Parmi les outils de base d’une session de mixage, le compresseur est très présent!
Mais globalement, à quoi ça sert?  Voyons voir!

Définition d’un compresseur

D’amblée, un compresseur sert à contrôler la gamme dynamique (dynamic range) d’une piste audio.  La quoi?  Voyez l’image ci-dessous.
Le RMS (Root Mean Square) est le voltage moyen des signaux électriques sur une période de temps pré-déterminé.  Je parle en chinois?  Je me reprends afin de mieux vulgariser!
Une piste audio génére des ondes comme ça.
De ce fait, les ondes sont mesurées par leur amplitude dans une période de temps.  Je ne m’étirai pas sur le sujet, mais le RMS est au final le niveau moyen de volume pour toute la durée de votre piste!  J’espère que c’est plus clair!  Ouf!
Par la suite, le Peak (Crête) désigne le moment le plus fort en terme de volume dans la piste audio.  On met ça ensemble : la gamme dynamique sera l’écart dans le RMS et la Crête d’un instrument, d’une voix ou d’un simple son!  Exemple : Un RMS à -19 dB et un Peak à -4dB donnera une gamme dynamique de 15 dB!

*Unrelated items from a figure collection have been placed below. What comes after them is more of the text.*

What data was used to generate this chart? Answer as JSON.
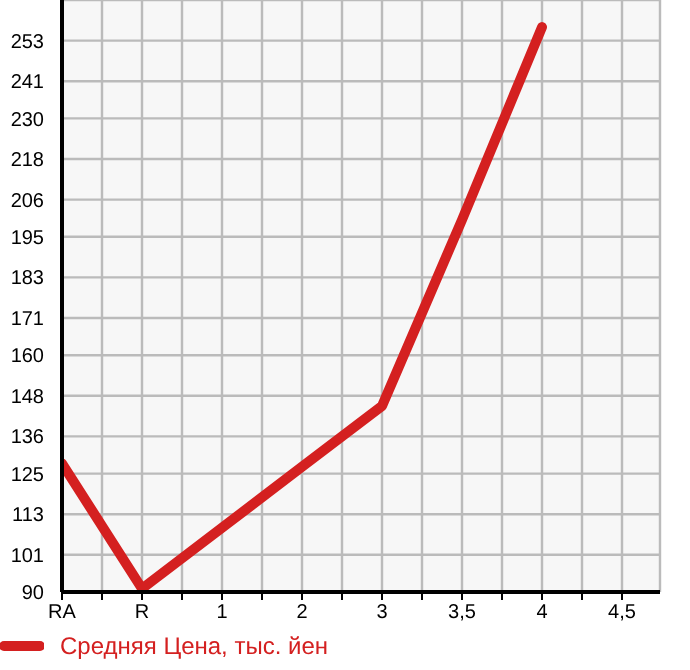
{
  "chart_data": {
    "type": "line",
    "categories": [
      "RA",
      "R",
      "1",
      "2",
      "3",
      "3,5",
      "4",
      "4,5"
    ],
    "series": [
      {
        "name": "Средняя Цена, тыс. йен",
        "color": "#d42020",
        "values": [
          128,
          91,
          109,
          127,
          145,
          200,
          257,
          null
        ]
      }
    ],
    "ylim": [
      90,
      265
    ],
    "yticks": [
      90,
      101,
      113,
      125,
      136,
      148,
      160,
      171,
      183,
      195,
      206,
      218,
      230,
      241,
      253
    ],
    "grid": true,
    "legend": "bottom",
    "marker": "none",
    "line_style": "solid"
  }
}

Quel intérêt, ce compresseur?

Dans l’oreille, le tympan est la partie sur lequel résonne le son et est transmis au cerveau.  Quand un son arrive au tympan, il « s’étire » pour pouvoir accomplir sa tâche.  Dans l’ensemble, l’oreille est comme un élastique.  Elle va s’épuiser si elle est trop souvent sollicitée.  Donc, le compresseur va aider à donner un son plus constant.  En réduisant les crêtes, l’écoute en sera plus favorable.

Le compresseur fait sonner plus fort! (Not…)

Le mythe le plus courant sur le compresseur est que ça rend le son plus fort.  Pas nécessairement!  Comme on réduit la gamme dynamique, l’écart entre RMS et Peak sera moindre.  Donc, le volume moyen donnera l’impression d’être plus élevé.  Oui, compresser ses pistes va rendre les sons plus riches et punchés, mais pas d’une façon excessive.  Tout reste une questions de volume!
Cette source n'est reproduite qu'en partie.